À la lumière de ces témoignages, nous recommandons, en tant que majorité des membres du comité, que le gouvernement du Canada agisse immédiatement pour faciliter le rapatriement rapide des enfants canadiens et de toutes les autres personnes innocentes détenus de façon arbitraire à l’étranger, en particulier dans les camps d’Al-Hol et de Al-Roj, dans le Nord-Est de la Syrie. Nous recommandons aussi que le gouvernement du Canada fournisse immédiatement des services consulaires à tous les Canadiens détenus dans le Nord-Est de la Syrie. D’après les témoignages des témoins et l’expérience de nos alliés, le comité n’a aucun doute que le gouvernement a la capacité de fournir cet appui.
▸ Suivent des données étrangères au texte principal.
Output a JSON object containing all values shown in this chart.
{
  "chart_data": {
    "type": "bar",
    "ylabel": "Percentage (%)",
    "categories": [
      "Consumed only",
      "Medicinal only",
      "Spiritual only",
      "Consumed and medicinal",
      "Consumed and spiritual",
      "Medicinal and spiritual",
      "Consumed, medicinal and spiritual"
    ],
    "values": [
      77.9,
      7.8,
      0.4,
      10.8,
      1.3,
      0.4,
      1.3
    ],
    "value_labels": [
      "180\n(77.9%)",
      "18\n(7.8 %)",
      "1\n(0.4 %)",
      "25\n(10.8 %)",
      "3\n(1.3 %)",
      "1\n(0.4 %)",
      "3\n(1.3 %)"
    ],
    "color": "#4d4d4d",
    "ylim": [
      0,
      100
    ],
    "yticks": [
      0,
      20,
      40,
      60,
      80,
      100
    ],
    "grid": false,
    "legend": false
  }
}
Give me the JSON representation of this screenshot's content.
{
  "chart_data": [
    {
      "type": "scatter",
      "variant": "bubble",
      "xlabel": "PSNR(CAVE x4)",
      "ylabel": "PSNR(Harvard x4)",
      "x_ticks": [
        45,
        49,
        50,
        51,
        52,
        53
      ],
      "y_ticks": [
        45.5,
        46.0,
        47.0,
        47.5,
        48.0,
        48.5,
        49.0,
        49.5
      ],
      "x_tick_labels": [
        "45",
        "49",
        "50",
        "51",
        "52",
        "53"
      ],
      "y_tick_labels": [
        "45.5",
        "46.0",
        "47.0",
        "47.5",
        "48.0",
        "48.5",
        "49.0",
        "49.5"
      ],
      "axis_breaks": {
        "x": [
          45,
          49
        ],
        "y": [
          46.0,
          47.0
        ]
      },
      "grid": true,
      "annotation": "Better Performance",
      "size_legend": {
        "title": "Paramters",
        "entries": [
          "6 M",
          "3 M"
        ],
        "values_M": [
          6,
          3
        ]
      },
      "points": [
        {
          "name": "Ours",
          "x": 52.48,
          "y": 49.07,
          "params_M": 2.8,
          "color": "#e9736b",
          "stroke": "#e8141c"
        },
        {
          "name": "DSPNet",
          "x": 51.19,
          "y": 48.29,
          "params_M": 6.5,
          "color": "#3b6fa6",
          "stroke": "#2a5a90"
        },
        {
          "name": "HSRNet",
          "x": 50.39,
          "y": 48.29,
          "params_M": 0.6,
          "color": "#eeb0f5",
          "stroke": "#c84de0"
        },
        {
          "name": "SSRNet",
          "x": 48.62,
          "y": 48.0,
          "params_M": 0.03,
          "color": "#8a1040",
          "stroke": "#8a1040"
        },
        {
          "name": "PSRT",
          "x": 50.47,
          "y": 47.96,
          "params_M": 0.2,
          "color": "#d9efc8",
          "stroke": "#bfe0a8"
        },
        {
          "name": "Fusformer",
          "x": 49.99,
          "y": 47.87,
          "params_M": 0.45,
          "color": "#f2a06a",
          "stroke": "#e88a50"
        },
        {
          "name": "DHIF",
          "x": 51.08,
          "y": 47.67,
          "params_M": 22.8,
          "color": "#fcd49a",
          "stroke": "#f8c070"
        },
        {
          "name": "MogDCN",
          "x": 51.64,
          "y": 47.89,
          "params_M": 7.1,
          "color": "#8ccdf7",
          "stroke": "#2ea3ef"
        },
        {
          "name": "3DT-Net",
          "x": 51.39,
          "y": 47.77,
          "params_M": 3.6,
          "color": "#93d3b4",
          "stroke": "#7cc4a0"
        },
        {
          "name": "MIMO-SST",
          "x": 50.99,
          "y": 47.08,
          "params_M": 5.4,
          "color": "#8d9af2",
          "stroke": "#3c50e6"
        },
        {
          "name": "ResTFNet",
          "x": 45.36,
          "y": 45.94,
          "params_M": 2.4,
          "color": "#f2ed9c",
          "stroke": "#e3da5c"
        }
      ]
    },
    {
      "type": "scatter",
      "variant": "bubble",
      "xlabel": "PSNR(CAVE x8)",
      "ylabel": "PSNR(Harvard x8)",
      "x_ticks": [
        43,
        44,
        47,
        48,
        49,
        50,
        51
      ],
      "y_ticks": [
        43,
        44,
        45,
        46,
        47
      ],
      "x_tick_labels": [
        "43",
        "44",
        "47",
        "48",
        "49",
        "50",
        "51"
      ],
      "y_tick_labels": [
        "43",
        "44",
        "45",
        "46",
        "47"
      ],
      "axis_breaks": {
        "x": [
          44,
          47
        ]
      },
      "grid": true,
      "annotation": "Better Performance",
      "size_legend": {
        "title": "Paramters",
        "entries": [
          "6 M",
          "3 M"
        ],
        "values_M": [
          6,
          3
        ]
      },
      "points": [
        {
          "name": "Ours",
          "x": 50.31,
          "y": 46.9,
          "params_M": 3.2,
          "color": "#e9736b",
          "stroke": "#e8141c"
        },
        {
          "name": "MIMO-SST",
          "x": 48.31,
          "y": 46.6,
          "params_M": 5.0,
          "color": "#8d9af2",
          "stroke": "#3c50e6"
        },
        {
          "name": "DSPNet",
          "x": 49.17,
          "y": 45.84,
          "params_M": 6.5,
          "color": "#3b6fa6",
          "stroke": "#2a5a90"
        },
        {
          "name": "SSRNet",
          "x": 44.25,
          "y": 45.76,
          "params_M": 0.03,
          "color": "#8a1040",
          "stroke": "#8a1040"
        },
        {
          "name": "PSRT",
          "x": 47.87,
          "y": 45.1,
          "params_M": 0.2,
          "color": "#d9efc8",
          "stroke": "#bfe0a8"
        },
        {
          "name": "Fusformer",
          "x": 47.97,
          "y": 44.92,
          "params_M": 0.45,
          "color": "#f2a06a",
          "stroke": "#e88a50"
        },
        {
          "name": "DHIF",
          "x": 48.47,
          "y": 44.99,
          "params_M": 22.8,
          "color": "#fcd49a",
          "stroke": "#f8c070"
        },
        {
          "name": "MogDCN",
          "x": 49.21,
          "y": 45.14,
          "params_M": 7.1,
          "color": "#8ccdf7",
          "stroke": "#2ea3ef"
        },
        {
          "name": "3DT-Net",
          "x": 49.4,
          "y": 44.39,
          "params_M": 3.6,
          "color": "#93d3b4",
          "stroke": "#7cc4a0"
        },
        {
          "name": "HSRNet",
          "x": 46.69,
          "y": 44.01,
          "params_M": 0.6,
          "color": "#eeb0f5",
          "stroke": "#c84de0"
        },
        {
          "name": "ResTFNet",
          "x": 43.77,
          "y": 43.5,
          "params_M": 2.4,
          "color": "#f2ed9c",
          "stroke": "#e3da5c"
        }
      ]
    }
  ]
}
La politique actuelle de laisser les enfants en détention pour une période indéterminée pour les punir des crimes d’autrui, et de se cacher derrière la complexité de départager les innocents des coupables afin de justifier de ne rien faire pour les innocents, est immorale et contraire aux valeurs canadiennes. C’est une profonde trahison de l’engagement de toutes les nations civilisées envers leurs citoyens. La vie de ces enfants est en danger chaque jour qu’ils se trouvent dans ces camps, et la vie de chaque enfant devrait être une priorité pour le gouvernement. Tous les enfants sont importants. « Tuez-les tous, Dieu reconnaîtra les siens » n’est pas une perspective civilisée. Il est temps de mettre fin à l’approche actuelle et de mettre en place une politique pour protéger les droits de ces enfants innocents.